Slowly aikido became appealing to people not only in New York, but also throughout the whole Eastern Seaside. This was above all thanks to incredible involvement of Sensei Yamada. He travelled so much – to Boston, Southern New Jersey, Pennsylvania and Canada – that his students started complaining that he was not in NYC at all. However, as he was the only person with proper experience, he had to take care of everything himself. Actions of Yoshimitsu Yamada were intentional – work at the foundations in time resulted in numerous great teachers, who run their own schools to this day.

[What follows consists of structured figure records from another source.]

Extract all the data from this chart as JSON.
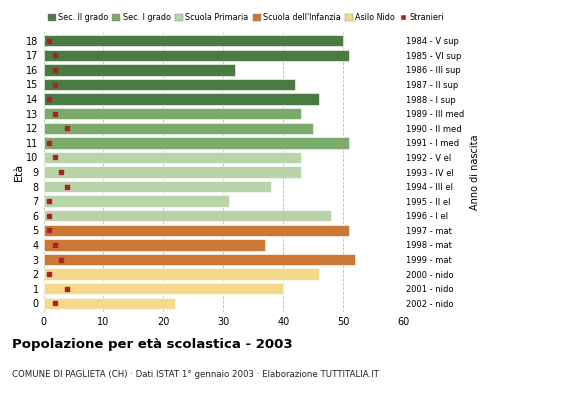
{
  "ages": [
    18,
    17,
    16,
    15,
    14,
    13,
    12,
    11,
    10,
    9,
    8,
    7,
    6,
    5,
    4,
    3,
    2,
    1,
    0
  ],
  "years": [
    "1984 - V sup",
    "1985 - VI sup",
    "1986 - III sup",
    "1987 - II sup",
    "1988 - I sup",
    "1989 - III med",
    "1990 - II med",
    "1991 - I med",
    "1992 - V el",
    "1993 - IV el",
    "1994 - III el",
    "1995 - II el",
    "1996 - I el",
    "1997 - mat",
    "1998 - mat",
    "1999 - mat",
    "2000 - nido",
    "2001 - nido",
    "2002 - nido"
  ],
  "bar_values": [
    50,
    51,
    32,
    42,
    46,
    43,
    45,
    51,
    43,
    43,
    38,
    31,
    48,
    51,
    37,
    52,
    46,
    40,
    22
  ],
  "stranieri": [
    1,
    2,
    2,
    2,
    1,
    2,
    4,
    1,
    2,
    3,
    4,
    1,
    1,
    1,
    2,
    3,
    1,
    4,
    2
  ],
  "bar_colors": [
    "#4a7c42",
    "#4a7c42",
    "#4a7c42",
    "#4a7c42",
    "#4a7c42",
    "#7aab6a",
    "#7aab6a",
    "#7aab6a",
    "#b8d4a8",
    "#b8d4a8",
    "#b8d4a8",
    "#b8d4a8",
    "#b8d4a8",
    "#cc7733",
    "#cc7733",
    "#cc7733",
    "#f5d98a",
    "#f5d98a",
    "#f5d98a"
  ],
  "legend_labels": [
    "Sec. II grado",
    "Sec. I grado",
    "Scuola Primaria",
    "Scuola dell'Infanzia",
    "Asilo Nido",
    "Stranieri"
  ],
  "legend_colors": [
    "#4a7c42",
    "#7aab6a",
    "#b8d4a8",
    "#cc7733",
    "#f5d98a",
    "#aa2222"
  ],
  "stranieri_color": "#aa2222",
  "title": "Popolazione per età scolastica - 2003",
  "subtitle": "COMUNE DI PAGLIETA (CH) · Dati ISTAT 1° gennaio 2003 · Elaborazione TUTTITALIA.IT",
  "ylabel": "Età",
  "ylabel_right": "Anno di nascita",
  "xlim": [
    0,
    60
  ],
  "xticks": [
    0,
    10,
    20,
    30,
    40,
    50,
    60
  ],
  "grid_color": "#bbbbbb",
  "bg_color": "#ffffff"
}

Such great involvement in the realization of a mission, he was sent with to the USA, began producing effects. When the situation of the NY dojo became stable, aikido more popular, and the individual dojo were operating effectively, came the time to establish an organization, in order to formalize and specify the cooperation at an administrative level. So in 1968 the United States Aikido Federation (USAF) was created. This was the result of cooperation between the teachers delegated by Hombu Dojo to the USA. It is the largest such organization in Northern America.
The visa problems ended in 1972. Sensei Yamada started using intensively his acquired freedom in travelling reaching out to the need of promoting aikido outside the United States. One of the first foreign trips was on Sensei Tamura’s invitation to France in 1973.
The eighties are a period of relative stabilization. Two decades after the establishment of dojo in USA, in 1984 there was a big summer camp, with aikido Doshu Kisshomaru Ueshiba. This proof of appreciation was an incentive towards more effortful work. Sesnei travelled more and more, and in 1992 he invited to cooperation Seichi Sugano Sensei. His friend from the Hombu Dojo times joined New York Aikikai, giving the school a unique rank. The New York dojo is the only school in the world, in which two direct students of O-Sensei teach simultaneously.
Sensei Yamada reminisces that only after 20 years he began seeing the results of his work. The first 10 years he devoted to the New York school, and the next 10 years to the development of aikido in the Eastern Seaside. He claims that thanks to the difficulties and problems he encountered in his way, he became more mature. Being fifty years old he even started accepting the fact that people call him “Sensei”. Earlier he used to ask himself the question: “have I earned the right for people to call me that?”.